Environment & Urbanization

World leading environmental and urban studies journal

Learning and Calamities: Practices, Interpretations, Patterns

Heike Egner, Marén Schoch, Martin Voss (editors)

Routledge, New York



In this thought-provoking book, Egner and colleagues bring together experts from various fields and disciplines to discuss whether learning from and through calamities takes place, what conditions enable or hinder it, and how learned knowledge can be sustained on the level of societies.

The book is structured around several topic areas, which broadly deal with:

·         conceptualizations and ways of learning from disasters and calamities

·         the role of history and the potential and caveats of learning from the past

·         ways of educating and communicating for disaster preparedness

·         organizational as well as societal patterns of interpretations and practices.

Authors were encouraged to make their disciplinary backgrounds transparent to readers. These reveal the nuances and variety of social constructivist approaches that exist in fields like disaster management and disaster education; organizational studies around concepts such as disasters, accidents, catastrophes, uncertainties and risk; and the broad range of methods used to analyse them.

A very interesting example in this regard is described in Chapter 16. This chapter examines the cultural differences of interpreting scientific–technological knowledge and their practical implications on flood mitigation and adaptation actions in the two radically different cases of the Limpopo Valley in Mozambique and Tennessee, USA.
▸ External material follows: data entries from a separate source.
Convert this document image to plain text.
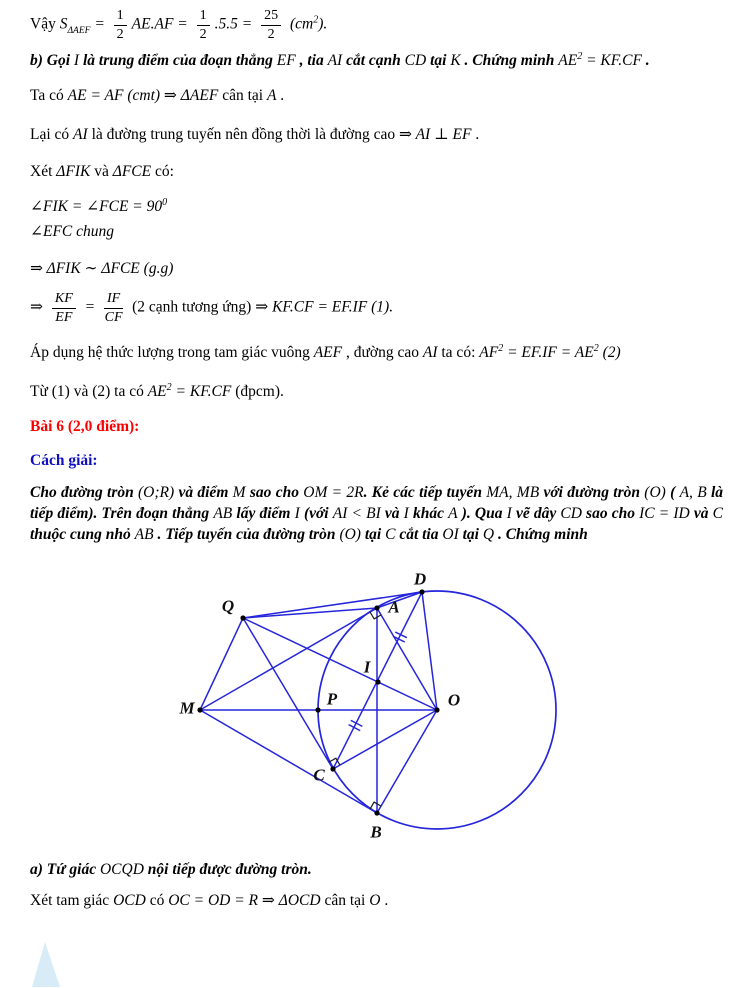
Vậy $S_{\Delta AEF} = \frac{1}{2} AE.AF = \frac{1}{2} .5.5 = \frac{25}{2} (cm^2)$.
b) Gọi I là trung điểm của đoạn thẳng EF , tia AI cắt cạnh CD tại K . Chứng minh $AE^2 = KF.CF$ .
Ta có AE = AF (cmt) ⇒ ΔAEF cân tại A .
Lại có AI là đường trung tuyến nên đồng thời là đường cao ⇒ AI ⊥ EF .
Xét ΔFIK và ΔFCE có:
∠FIK = ∠FCE = $90^0$
∠EFC chung
⇒ ΔFIK ∼ ΔFCE (g.g)
⇒ $\frac{KF}{EF} = \frac{IF}{CF} (2$ cạnh tương ứng) ⇒ KF.CF = EF.IF (1).
Áp dụng hệ thức lượng trong tam giác vuông AEF , đường cao AI ta có: $AF^2 = EF.IF = AE^2$ (2)
Từ (1) và (2) ta có $AE^2 = KF.CF$ (đpcm).
Bài 6 (2,0 điểm):
Cách giải:
Cho đường tròn (O;R) và điểm M sao cho OM = 2R. Kẻ các tiếp tuyến MA, MB với đường tròn (O) ( A, B là tiếp điểm). Trên đoạn thẳng AB lấy điểm I (với AI < BI và I khác A ). Qua I vẽ dây CD sao cho IC = ID và C thuộc cung nhỏ AB . Tiếp tuyến của đường tròn (O) tại C cắt tia OI tại Q . Chứng minh
M
Q
P
I
O
A
D
C
B
a) Tứ giác OCQD nội tiếp được đường tròn.
Xét tam giác OCD có OC = OD = R ⇒ ΔOCD cân tại O .
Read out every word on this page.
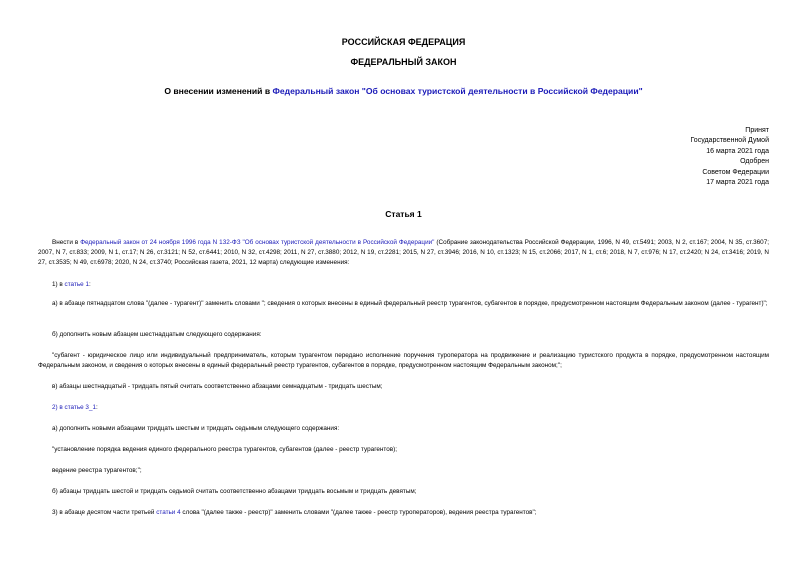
РОССИЙСКАЯ ФЕДЕРАЦИЯ
ФЕДЕРАЛЬНЫЙ ЗАКОН
О внесении изменений в Федеральный закон "Об основах туристской деятельности в Российской Федерации"
Принят
Государственной Думой
16 марта 2021 года
Одобрен
Советом Федерации
17 марта 2021 года
Статья 1
Внести в Федеральный закон от 24 ноября 1996 года N 132-ФЗ "Об основах туристской деятельности в Российской Федерации" (Собрание законодательства Российской Федерации, 1996, N 49, ст.5491; 2003, N 2, ст.167; 2004, N 35, ст.3607; 2007, N 7, ст.833; 2009, N 1, ст.17; N 26, ст.3121; N 52, ст.6441; 2010, N 32, ст.4298; 2011, N 27, ст.3880; 2012, N 19, ст.2281; 2015, N 27, ст.3946; 2016, N 10, ст.1323; N 15, ст.2066; 2017, N 1, ст.6; 2018, N 7, ст.976; N 17, ст.2420; N 24, ст.3416; 2019, N 27, ст.3535; N 49, ст.6978; 2020, N 24, ст.3740; Российская газета, 2021, 12 марта) следующие изменения:
1) в статье 1:
а) в абзаце пятнадцатом слова "(далее - турагент)" заменить словами "; сведения о которых внесены в единый федеральный реестр турагентов, субагентов в порядке, предусмотренном настоящим Федеральным законом (далее - турагент)";
б) дополнить новым абзацем шестнадцатым следующего содержания:
"субагент - юридическое лицо или индивидуальный предприниматель, которым турагентом передано исполнение поручения туроператора на продвижение и реализацию туристского продукта в порядке, предусмотренном настоящим Федеральным законом, и сведения о которых внесены в единый федеральный реестр турагентов, субагентов в порядке, предусмотренном настоящим Федеральным законом;";
в) абзацы шестнадцатый - тридцать пятый считать соответственно абзацами семнадцатым - тридцать шестым;
2) в статье 3_1:
а) дополнить новыми абзацами тридцать шестым и тридцать седьмым следующего содержания:
"установление порядка ведения единого федерального реестра турагентов, субагентов (далее - реестр турагентов);
ведение реестра турагентов;";
б) абзацы тридцать шестой и тридцать седьмой считать соответственно абзацами тридцать восьмым и тридцать девятым;
3) в абзаце десятом части третьей статьи 4 слова "(далее также - реестр)" заменить словами "(далее также - реестр туроператоров), ведения реестра турагентов";
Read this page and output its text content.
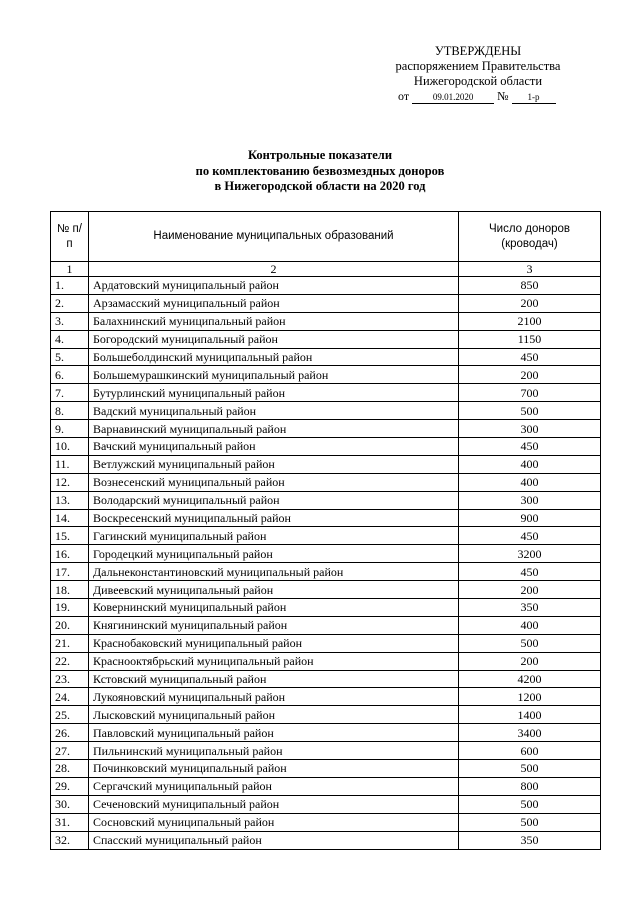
УТВЕРЖДЕНЫ
распоряжением Правительства
Нижегородской области
от	09.01.2020 № 1-р
Контрольные показатели
по комплектованию безвозмездных доноров
в Нижегородской области на 2020 год
№ п/п	Наименование муниципальных образований	Число доноров (кроводач)
1	2	3
1.	Ардатовский муниципальный район	850
2.	Арзамасский муниципальный район	200
3.	Балахнинский муниципальный район	2100
4.	Богородский муниципальный район	1150
5.	Большеболдинский муниципальный район	450
6.	Большемурашкинский муниципальный район	200
7.	Бутурлинский муниципальный район	700
8.	Вадский муниципальный район	500
9.	Варнавинский муниципальный район	300
10.	Вачский муниципальный район	450
11.	Ветлужский муниципальный район	400
12.	Вознесенский муниципальный район	400
13.	Володарский муниципальный район	300
14.	Воскресенский муниципальный район	900
15.	Гагинский муниципальный район	450
16.	Городецкий муниципальный район	3200
17.	Дальнеконстантиновский муниципальный район	450
18.	Дивеевский муниципальный район	200
19.	Ковернинский муниципальный район	350
20.	Княгининский муниципальный район	400
21.	Краснобаковский муниципальный район	500
22.	Краснооктябрьский муниципальный район	200
23.	Кстовский муниципальный район	4200
24.	Лукояновский муниципальный район	1200
25.	Лысковский муниципальный район	1400
26.	Павловский муниципальный район	3400
27.	Пильнинский муниципальный район	600
28.	Починковский муниципальный район	500
29.	Сергачский муниципальный район	800
30.	Сеченовский муниципальный район	500
31.	Сосновский муниципальный район	500
32.	Спасский муниципальный район	350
The book raises many fundamental questions that determine how individuals and societies can gain profound understandings of calamities and risks, how they can mitigate anticipated impacts, and how they can cope and adapt when hazardous events occur. It shows the potential and benefits of innovative approaches, such as learning from animals (Chapter 3) or disaster risk education at the Spare-Time University (Chapter 8), while at the same time triggering thinking about less discussed elements of disasters that can hamper learning. The latter include blind spots induced by the interests of mass media, difficulties of attracting and maintaining attention for slow-onset disasters (Chapter 6), and communicating and acting on risks in the absence of calamities (Chapter 9).

Many chapters emphasize that learning how to act on risks, rather than simply identifying and analysing them, is necessary on individual, collective and societal scales. This requires going beyond research and practices that demonstrate multiple uncertainties surrounding (future) calamities. Hence, the book reveals the insufficiencies of experiential learning, event analyses and learning from the past. It also discusses shortcomings of current communication and education efforts. The book takes a critical step in this direction, for example through emphasizing the role of influential factors such as motivation and ambition, repeated and concise communication and education efforts, and adjustment of learning approaches to local contexts to encourage people-centered and issue-driven learning approaches.